Cela traduit un affaiblissement terrible de la « conscience de classe », c’est-à-dire de la conscience 1° de l’irréductible antagonisme du capital et du travail et 2° de la nécessaire union des travailleurs salariés pour faire « une concurrence générale » au capital. Dans leur immense majorité les travailleurs sont non syndiqués et acceptent l’exploitation capitaliste comme un moindre mal – dans le cas des plus politisés. Autrement dit, c’est un affaissement profond du mouvement ouvrier qui est la grande marque de l’époque que nous traversons. Et non un épisode électoral de « dégagisme ». Cette analyse en termes de « dégagisme » est du reste assez trompeuse. Elle laisse penser que le mouvement va se poursuivre et que de nouveaux bouleversements politiques sont proches, ce qui justifierait l’existence d’un mouvement « gazeux » comme LFI particulièrement adapté à cette situation explosive.
Malheureusement ce n’est pas le cas. Il suffit de penser à l’atonie générale des lycéens face à la réforme de l’orientation post-bac et l’introduction de la sélection à l’université, pour mesurer la réalité de la situation présente. Il suffit d’observer la passivité des professeurs face à la destruction du lycée, il suffit de noter l’indifférence de toutes les forces politiques face à la politique scolaire, pour se convaincre du formidable recul politique qu’a subi le mouvement social. Il n’y a pas d’adhésion à la politique gouvernementale, il y a souvent beaucoup de colère, mais surtout le sentiment qu’on ne peut rien faire. Dans l’état actuel des choses, si une explosion n’est pas totalement à exclure, elle est pratiquement condamnée à échouer ou seulement à retarder partiellement l’offensive antisociale : encore un instant, Monsieur le Bourreau.
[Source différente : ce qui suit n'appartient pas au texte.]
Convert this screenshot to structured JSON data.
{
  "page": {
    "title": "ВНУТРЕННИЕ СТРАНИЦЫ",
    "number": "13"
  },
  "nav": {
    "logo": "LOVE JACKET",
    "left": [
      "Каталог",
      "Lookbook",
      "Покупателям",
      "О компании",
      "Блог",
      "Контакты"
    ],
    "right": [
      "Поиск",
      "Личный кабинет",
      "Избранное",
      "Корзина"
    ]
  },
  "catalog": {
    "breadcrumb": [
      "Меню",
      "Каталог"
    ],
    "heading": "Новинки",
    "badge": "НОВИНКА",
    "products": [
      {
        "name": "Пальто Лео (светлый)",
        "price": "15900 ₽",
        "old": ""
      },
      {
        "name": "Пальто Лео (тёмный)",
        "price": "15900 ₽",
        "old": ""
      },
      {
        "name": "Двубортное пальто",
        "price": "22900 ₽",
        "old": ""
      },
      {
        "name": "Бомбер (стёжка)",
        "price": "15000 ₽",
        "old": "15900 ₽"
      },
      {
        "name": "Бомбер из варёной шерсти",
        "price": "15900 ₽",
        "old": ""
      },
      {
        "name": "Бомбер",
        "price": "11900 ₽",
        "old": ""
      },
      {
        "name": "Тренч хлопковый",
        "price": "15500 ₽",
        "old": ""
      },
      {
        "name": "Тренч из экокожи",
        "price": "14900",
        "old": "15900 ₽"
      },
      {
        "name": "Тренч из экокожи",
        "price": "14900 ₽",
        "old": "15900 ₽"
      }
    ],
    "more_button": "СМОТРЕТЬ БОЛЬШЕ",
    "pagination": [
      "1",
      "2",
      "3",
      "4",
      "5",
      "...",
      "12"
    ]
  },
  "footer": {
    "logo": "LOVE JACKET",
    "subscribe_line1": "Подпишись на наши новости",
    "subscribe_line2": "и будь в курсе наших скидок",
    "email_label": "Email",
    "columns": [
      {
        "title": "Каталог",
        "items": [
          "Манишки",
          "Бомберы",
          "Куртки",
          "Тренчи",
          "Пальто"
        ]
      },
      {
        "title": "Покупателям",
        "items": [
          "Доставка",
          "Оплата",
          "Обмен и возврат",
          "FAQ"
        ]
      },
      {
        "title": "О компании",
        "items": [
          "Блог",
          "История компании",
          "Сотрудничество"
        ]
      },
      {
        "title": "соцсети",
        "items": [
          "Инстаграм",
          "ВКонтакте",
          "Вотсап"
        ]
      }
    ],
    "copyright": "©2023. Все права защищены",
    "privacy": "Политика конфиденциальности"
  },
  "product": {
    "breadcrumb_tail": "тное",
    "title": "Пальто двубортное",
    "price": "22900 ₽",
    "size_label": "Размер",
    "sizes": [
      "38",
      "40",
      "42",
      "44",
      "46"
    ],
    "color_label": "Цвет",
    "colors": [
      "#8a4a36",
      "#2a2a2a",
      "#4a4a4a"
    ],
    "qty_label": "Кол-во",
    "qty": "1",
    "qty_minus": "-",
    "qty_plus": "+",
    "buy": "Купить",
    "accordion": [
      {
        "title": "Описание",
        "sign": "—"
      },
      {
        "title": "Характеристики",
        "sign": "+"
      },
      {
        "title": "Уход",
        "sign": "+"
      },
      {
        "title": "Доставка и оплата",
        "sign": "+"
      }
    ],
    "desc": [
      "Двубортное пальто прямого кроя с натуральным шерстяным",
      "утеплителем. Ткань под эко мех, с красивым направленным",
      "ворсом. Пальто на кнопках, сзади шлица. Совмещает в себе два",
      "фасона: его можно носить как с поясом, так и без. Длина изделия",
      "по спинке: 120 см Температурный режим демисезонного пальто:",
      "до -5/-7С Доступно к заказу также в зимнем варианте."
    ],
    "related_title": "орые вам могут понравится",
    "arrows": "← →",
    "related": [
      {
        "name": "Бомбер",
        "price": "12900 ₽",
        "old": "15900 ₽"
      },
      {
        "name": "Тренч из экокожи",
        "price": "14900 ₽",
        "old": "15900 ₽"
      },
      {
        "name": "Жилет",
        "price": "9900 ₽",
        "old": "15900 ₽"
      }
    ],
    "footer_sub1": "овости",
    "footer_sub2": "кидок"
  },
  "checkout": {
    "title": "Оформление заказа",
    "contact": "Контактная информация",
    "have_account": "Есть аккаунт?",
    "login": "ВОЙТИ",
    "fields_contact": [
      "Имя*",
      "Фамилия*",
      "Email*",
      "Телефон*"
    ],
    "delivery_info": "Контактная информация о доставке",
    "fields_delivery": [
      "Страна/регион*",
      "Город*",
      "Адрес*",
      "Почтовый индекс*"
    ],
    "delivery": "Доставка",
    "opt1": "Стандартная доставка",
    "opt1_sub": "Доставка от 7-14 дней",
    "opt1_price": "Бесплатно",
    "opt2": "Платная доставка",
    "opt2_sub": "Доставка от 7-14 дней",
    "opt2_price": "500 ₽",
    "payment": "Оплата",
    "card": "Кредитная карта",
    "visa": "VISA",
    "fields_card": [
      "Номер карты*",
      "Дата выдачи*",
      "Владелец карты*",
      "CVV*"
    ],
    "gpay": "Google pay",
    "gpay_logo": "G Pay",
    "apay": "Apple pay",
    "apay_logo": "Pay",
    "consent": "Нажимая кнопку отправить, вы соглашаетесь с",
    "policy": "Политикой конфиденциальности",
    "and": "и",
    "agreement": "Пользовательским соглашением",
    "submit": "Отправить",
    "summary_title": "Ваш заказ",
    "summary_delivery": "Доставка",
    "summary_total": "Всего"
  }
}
En réalité, le mouvement ouvrier est donc le dos au mur. Même l’expression « mouvement ouvrier » ne semble plus s’appliquer à quelque chose de réel. Les ouvriers, abandonnés par la gauche, vilipendés par l ‘extrême gauche « antiraciste » et « post-féministe », méprisés par toutes ces belles gens qui se sont attribué le monopole de la contestation de l’ordre social, existent à peine comme classe, en tout cas pas « classe pour soi », comme sujet politique. Ils se sont réfugiés massivement dans l’abstention voire dans le vote FN. À Lens, jadis cœur du bassin minier, c’est un ancien ouvrier communiste qui est député FN (rallié depuis à Philippot). Et tant que personne ne s’adressera, avec les mots qu’il faut, sans mépris, à hauteur d’homme, à cette immense masse de ce qui fut la classe ouvrière de ce pays, il ne faudra rien espérer. Jean-Luc Mélenchon (mais aussi, différemment, François Ruffin) a commencer de s’adresser à cette partie de nos concitoyens, mais encore insuffisamment et encore retenu par la peur de voir toute la volaille gauchiste s’envoler dès qu’on parlera le rude langage du prolétariat et des « petites gens » qui gagnent leur vie en travaillant dur, souvent dans des zones qui n’intéressent plus personne et surtout pas la classe politico-médiatique branchée.